Il talento teatrale di Raffaele De Dominicis, assessore ripudiato ma forse ancora in carica

raffaele-de-dominicisANTONELLO CAPORALE E VALERIA PACELLI
Indagato io? Mai, mai, mai! L’accusa è stata archiviata contro ignoti. E io – se permette – sono noto. Mi chiamo Raffaele De Dominicis. Meno male che non sono a Roma altrimenti avrei dovuto dare quattro schiaffi a un po’ di gente”. L’epilogo comico della piuttosto tragica vicenda romana trasforma il magistrato nominato assessore al Bilancio e poi ripudiato nell’attore inconsapevole di una notevole pièce teatrale e la sua voce e il suo volto paiono, per vitalità, tono, capacità di sorridere della vita anche nella tristezza del momento e far sorridere, quelli di un grande del palcoscenico partenopeo, Enzo Cannavale, caratterista di spessore e di grande generosità.

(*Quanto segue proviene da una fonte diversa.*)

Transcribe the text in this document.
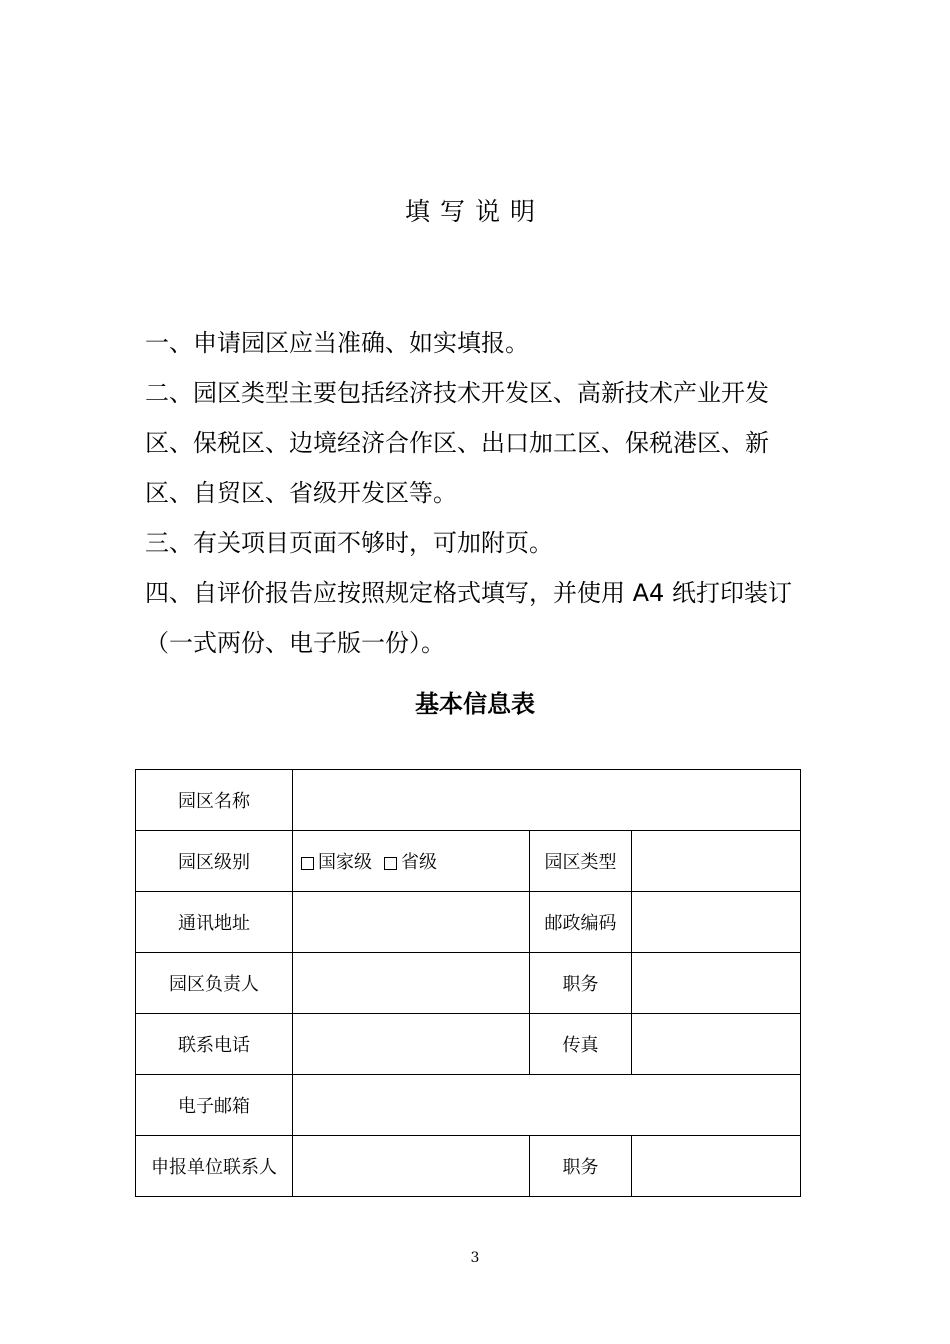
填写说明

一、申请园区应当准确、如实填报。

二、园区类型主要包括经济技术开发区、高新技术产业开发区、保税区、边境经济合作区、出口加工区、保税港区、新区、自贸区、省级开发区等。

三、有关项目页面不够时，可加附页。

四、自评价报告应按照规定格式填写，并使用 A4 纸打印装订（一式两份、电子版一份）。

基本信息表
园区名称			
园区级别	国家级 省级	园区类型	
通讯地址		邮政编码	
园区负责人		职务	
联系电话		传真	
电子邮箱			
申报单位联系人		职务	
3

PERCHÉ, APPUNTO, con De Dominicis siamo alla fantasia che contagia la realtà, alla bugia presunta che sovrasta la verità (anch’essa presunta), alla nuvola che copre il cielo e toglie la luce alla ragione, spegnendola con un clic. Il magistrato indagato dice che non è indagato. Non solo dice, ma statuisce, garantisce, giura e con i suoi amici impone: e chi, se non il sottoscritto, potrebbe mai saperlo? Ma il magistrato “non indagato” è stato revocato dal suo scranno di assessore. E anche qui la prova che non si sia su un madornale scherzo della ragione deve ancora arrivare. Perché al magistrato sembra sia stata notificata la nomina ma non la revoca. Dunque sarebbe in carica, formalmente, e potrebbe, se volesse, spettacolarmente dirigersi al Campidoglio e invitare il pizzardone di guardia ad aprirgli la porta e farlo accomodare sulla poltrona.

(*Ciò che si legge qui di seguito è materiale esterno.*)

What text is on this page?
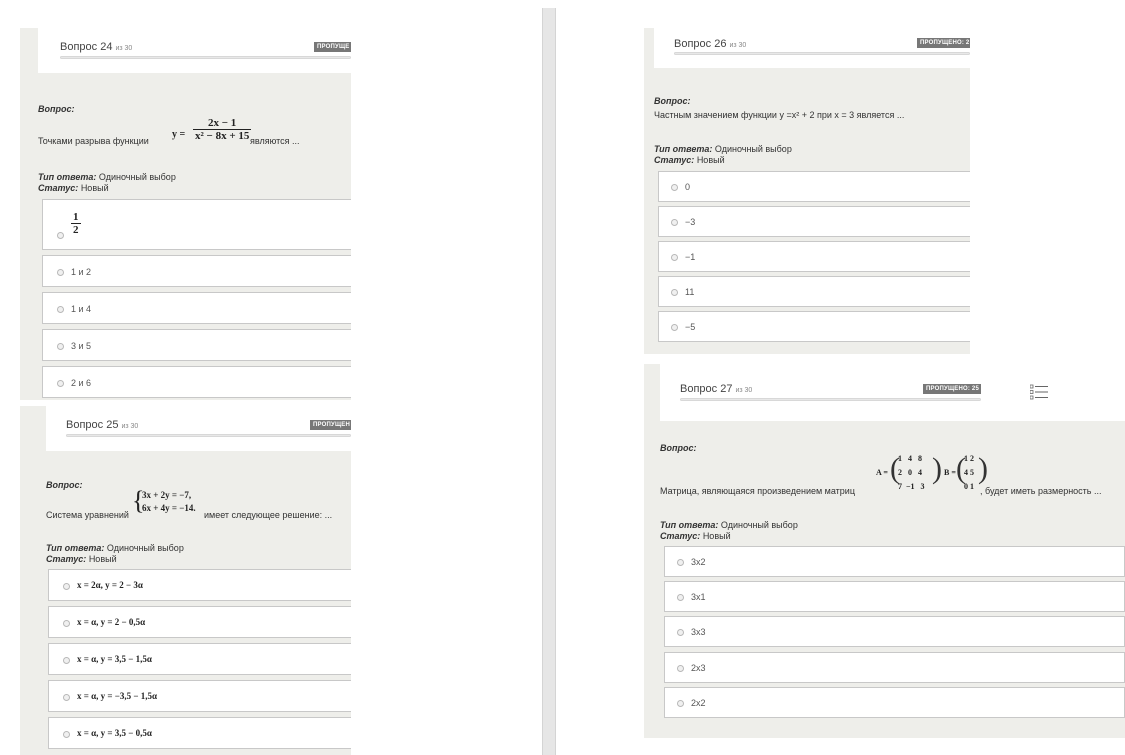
Вопрос 24 из 30	ПРОПУЩЕ
Вопрос:
Точками разрыва функции
$y = \frac{2x - 1}{\text{x² − 8x + 15}}$
являются ...
Тип ответа: Одиночный выбор
Статус: Новый
$\frac{1}{2}$
1 и 2
1 и 4
3 и 5
2 и 6
Вопрос 25 из 30	ПРОПУЩЕН
Вопрос:
Система уравнений {
3x + 2y = −7,
6x + 4y = −14.
имеет следующее решение: ...
Тип ответа: Одиночный выбор
Статус: Новый
x = 2α, y = 2 − 3α
x = α, y = 2 − 0,5α
x = α, y = 3,5 − 1,5α
x = α, y = −3,5 − 1,5α
x = α, y = 3,5 − 0,5α
Вопрос 26 из 30	ПРОПУЩЕНО: 2
Вопрос:
Частным значением функции у =х² + 2 при х = 3 является ...
Тип ответа: Одиночный выбор
Статус: Новый
0
−3
−1
11
−5
Вопрос 27 из 30	ПРОПУЩЕНО: 25
Вопрос:
Матрица, являющаяся произведением матриц
A = (
1   4   8
2   0   4
7  −1   3
) B = (
1 2
4 5
0 1
)
, будет иметь размерность ...
Тип ответа: Одиночный выбор
Статус: Новый
3x2
3x1
3x3
2x3
2x2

Incazzato, “arrabbiatissimo”, voglioso di vendetta. Ha bisogno di ritrovare serenità, avere la mente sgombra dalla furia che acceca invece di aiutare. Passerà ancora qualche giorno e poi…. Enormemente diffidente dello staff della Raggi, si è chiesto come abbiano potuto avanzare al tribunale richiesta di notizie “sul mio conto”?

Il tre tre cinque (l’articolo del codice penale da invocare per conoscere la propria posizione processuale, ndr)? E cos’è? Sono “dati sensibili” che non si possono né acquisire né tanto meno divulgare. “Io sono stato accusato, ma mai in vita mia indagato. Anzi da quel processo ne sono uscito con tante scuse”.

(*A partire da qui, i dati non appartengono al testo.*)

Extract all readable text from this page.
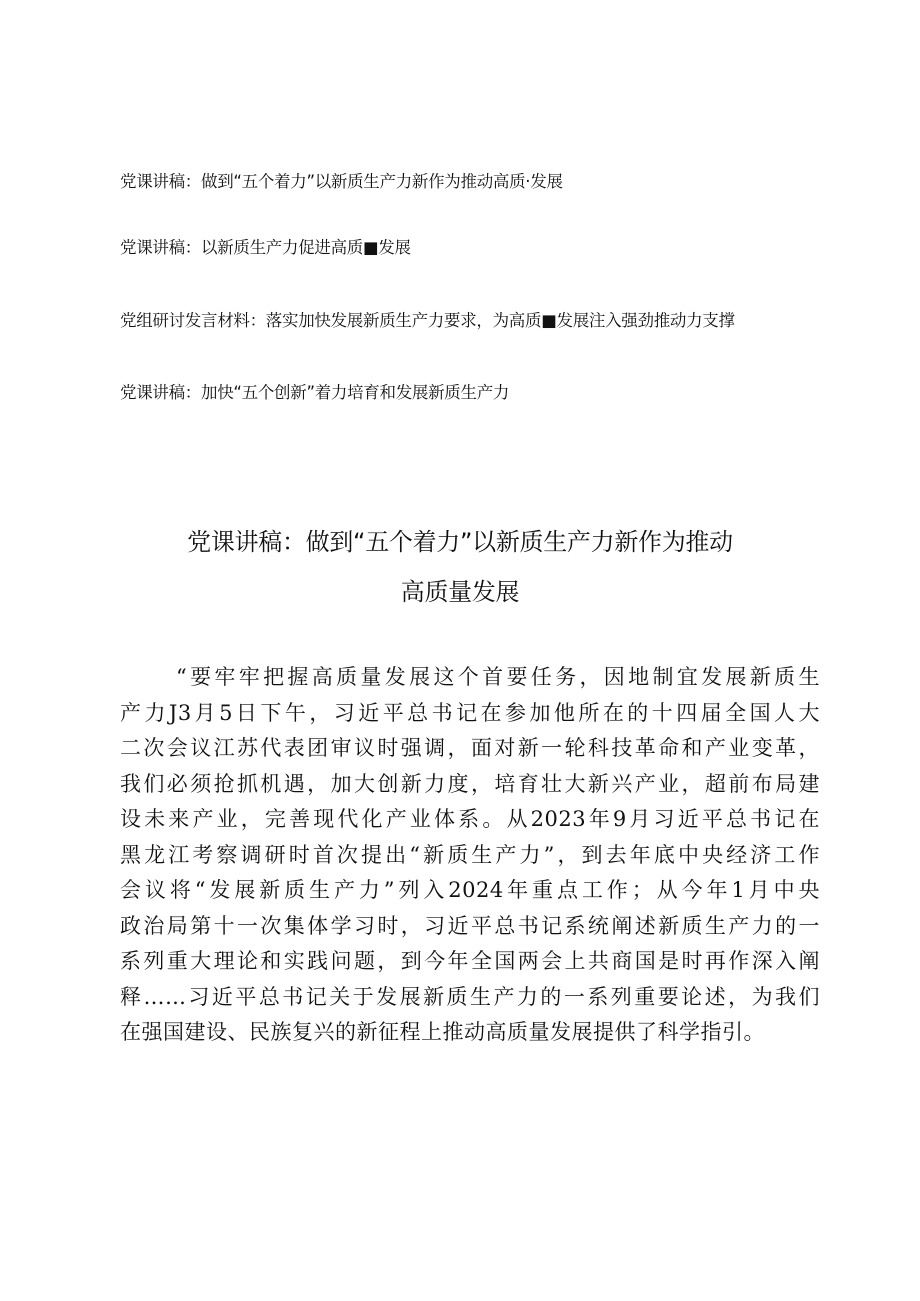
党课讲稿：做到“五个着力”以新质生产力新作为推动高质·发展
党课讲稿：以新质生产力促进高质■发展
党组研讨发言材料：落实加快发展新质生产力要求，为高质■发展注入强劲推动力支撑
党课讲稿：加快“五个创新”着力培育和发展新质生产力
党课讲稿：做到“五个着力”以新质生产力新作为推动
高质量发展
“要牢牢把握高质量发展这个首要任务，因地制宜发展新质生
产力J3月5日下午，习近平总书记在参加他所在的十四届全国人大
二次会议江苏代表团审议时强调，面对新一轮科技革命和产业变革，
我们必须抢抓机遇，加大创新力度，培育壮大新兴产业，超前布局建
设未来产业，完善现代化产业体系。从2023年9月习近平总书记在
黑龙江考察调研时首次提出“新质生产力”，到去年底中央经济工作
会议将“发展新质生产力”列入2024年重点工作；从今年1月中央
政治局第十一次集体学习时，习近平总书记系统阐述新质生产力的一
系列重大理论和实践问题，到今年全国两会上共商国是时再作深入阐
释……习近平总书记关于发展新质生产力的一系列重要论述，为我们
在强国建设、民族复兴的新征程上推动高质量发展提供了科学指引。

Avvelenato con i giornalisti, De Dominicis non si capacita per come la sua ironia, al momento di spiegare chi e quando l’avesse contattato, non fosse stata compresa. Giura di non conoscere l’avvocato Sammarco, di non sapere nemmeno che avesse un fratello penalista. Solo perché gli avevano riferito che la Raggi era stata nel suo studio aveva rammentato quel nome. Ha dunque detto Sammarco per celia, per vedere l’effetto che faceva, per indurre i cronisti a sorriderne. Qui, di nuovo, torniamo a teatro: “Non potevo smentire che avessi detto quel nome, ma non era vero. Cioè era vero che l’ho detto ma non l’ho detto per davvero”.

L’ha detto per davvero o per finta? Ma comunque, come diavolo gli è venuto in mente di costruire su quel nome, già fonte di cattivi pensieri tra Virginia e il tumultuoso mondo a cinque stelle, la propria sorprendente ironia?

Misteri che il magistrato non illustra, ma misterioso è anche il mondo che l’aveva cercato e dove lui si era appena infilato: “Io esco da un processo con tante scuse, io che sono un magistrato integerrimo e ho fatto il procuratore capo per davvero”.

IL MAGISTRATO messo in croce dalla giustizia, il combattente dei poteri forti che viene fatto fuori in nome della battaglia contro i poteri forti. Lo scrutatore contabile, presumiamo rigoroso e lineare, che proprio sul nome del l’avvocato Sammarco curva con l’interlocutore verso l’ironia, lo scherno, la trappola.

Questa è Roma. “Facciamo passare un po’ di giorni così mi calmo, ma poi…”.